I uncovered three nests of them this year in just one week, including one under the hood of my car where the mouse family had eaten through the windshield washer hose. Another family shredded summer clothes in a dresser drawer. They were clothes I’d been debating about donating to the thrift store – but still.

My terrier sniffed out a third group of squatters in a kitchen drawer where a Mama Mouse and her tiny, blind, grey babies were snoozing away in a nest of chewed up cloth napkins. I yanked out the drawer and ran with it across the living room, prompting Mama Mouse to leap out in midair and scurry off, while I tossed the babies outside like a heartless homewrecker.

Shortly after Donald Trump moved into the White House, rodent sightings were rampant and they reached a peak when the furry pests invaded the Situation Room, prompting Mike Pence to request more mouse traps. And I have to say this is one time when I totally get Pence’s strategy of strike quickly, eradicate the problem and negotiate later – if at all.

I’ll admit these creatures possess physical skills that defy traps and roadblocks that humans put in their way. Tiny immigrants, they’re natural swimmers that can tread water and hold their breath longer than humans can. They can scale vertical walls and run like lightning. Their 8 mph speed is the human equivalent of 160 mph.
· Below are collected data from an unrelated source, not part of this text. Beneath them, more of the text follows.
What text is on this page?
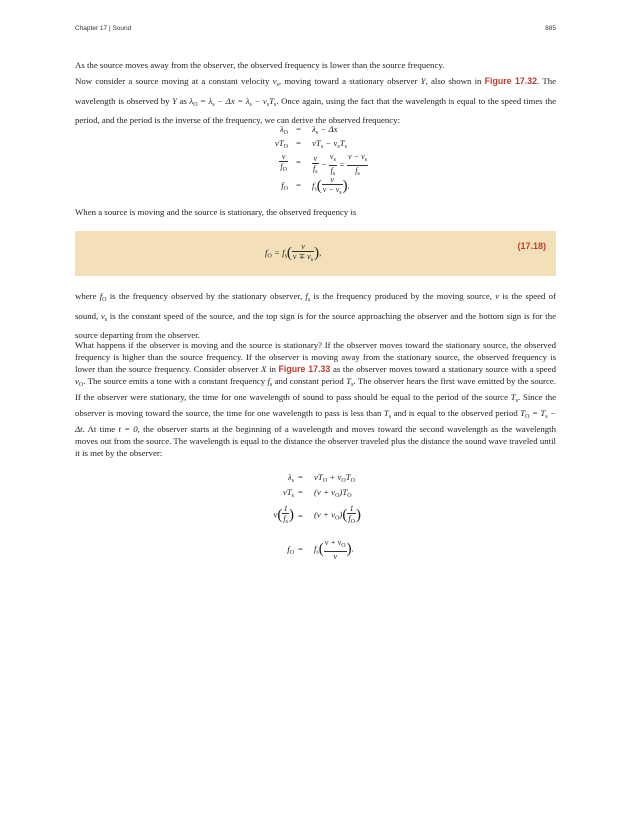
Chapter 17 | Sound	885

As the source moves away from the observer, the observed frequency is lower than the source frequency.

Now consider a source moving at a constant velocity $v_s$, moving toward a stationary observer Y, also shown in Figure 17.32. The wavelength is observed by Y as $\lambda_O = \lambda_s - \Delta x = \lambda_s - v_sT_s$. Once again, using the fact that the wavelength is equal to the speed times the period, and the period is the inverse of the frequency, we can derive the observed frequency:

$\lambda_O = \lambda_s - \Delta x$
$vT_O = vT_s - v_sT_s$
$\frac{v}{f_O} = \frac{v}{f_s} - \frac{v_s}{f_s} = \frac{v - v_s}{f_s}$
$f_O = f_s( \frac{v}{v - v_s}$ ).

When a source is moving and the source is stationary, the observed frequency is

$f_O = f_s( \frac{v}{v \mp v_s}$ ),
(17.18)

where $f_O$ is the frequency observed by the stationary observer, $f_s$ is the frequency produced by the moving source, v is the speed of sound, $v_s$ is the constant speed of the source, and the top sign is for the source approaching the observer and the bottom sign is for the source departing from the observer.

What happens if the observer is moving and the source is stationary? If the observer moves toward the stationary source, the observed frequency is higher than the source frequency. If the observer is moving away from the stationary source, the observed frequency is lower than the source frequency. Consider observer X in Figure 17.33 as the observer moves toward a stationary source with a speed $v_O$. The source emits a tone with a constant frequency $f_s$ and constant period $T_s$. The observer hears the first wave emitted by the source. If the observer were stationary, the time for one wavelength of sound to pass should be equal to the period of the source $T_s$. Since the observer is moving toward the source, the time for one wavelength to pass is less than $T_s$ and is equal to the observed period $T_O = T_s - \Delta t$. At time t = 0, the observer starts at the beginning of a wavelength and moves toward the second wavelength as the wavelength moves out from the source. The wavelength is equal to the distance the observer traveled plus the distance the sound wave traveled until it is met by the observer:

$\lambda_s = vT_O + v_OT_O$
$vT_s = (v + v_O)T_O$
$v( \frac{1}{f_s}$ ) = $(v + v_O)( \frac{1}{f_O}$ )
$f_O = f_s( \frac{v + v_O}{v}$ ).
They’re also cute - which is why President Andrew Johnson befriended another family of White House mice back in 1868, treating them as pets, feeding them in secret while his daughter, Martha, brought in cats, traps and poison. He saw them as entertaining while she viewed them as the enemy.

As for me, I’m now on the dark side with Martha.

Mary McCallum is a freelance writer and former prison librarian who now works with Vermont elders.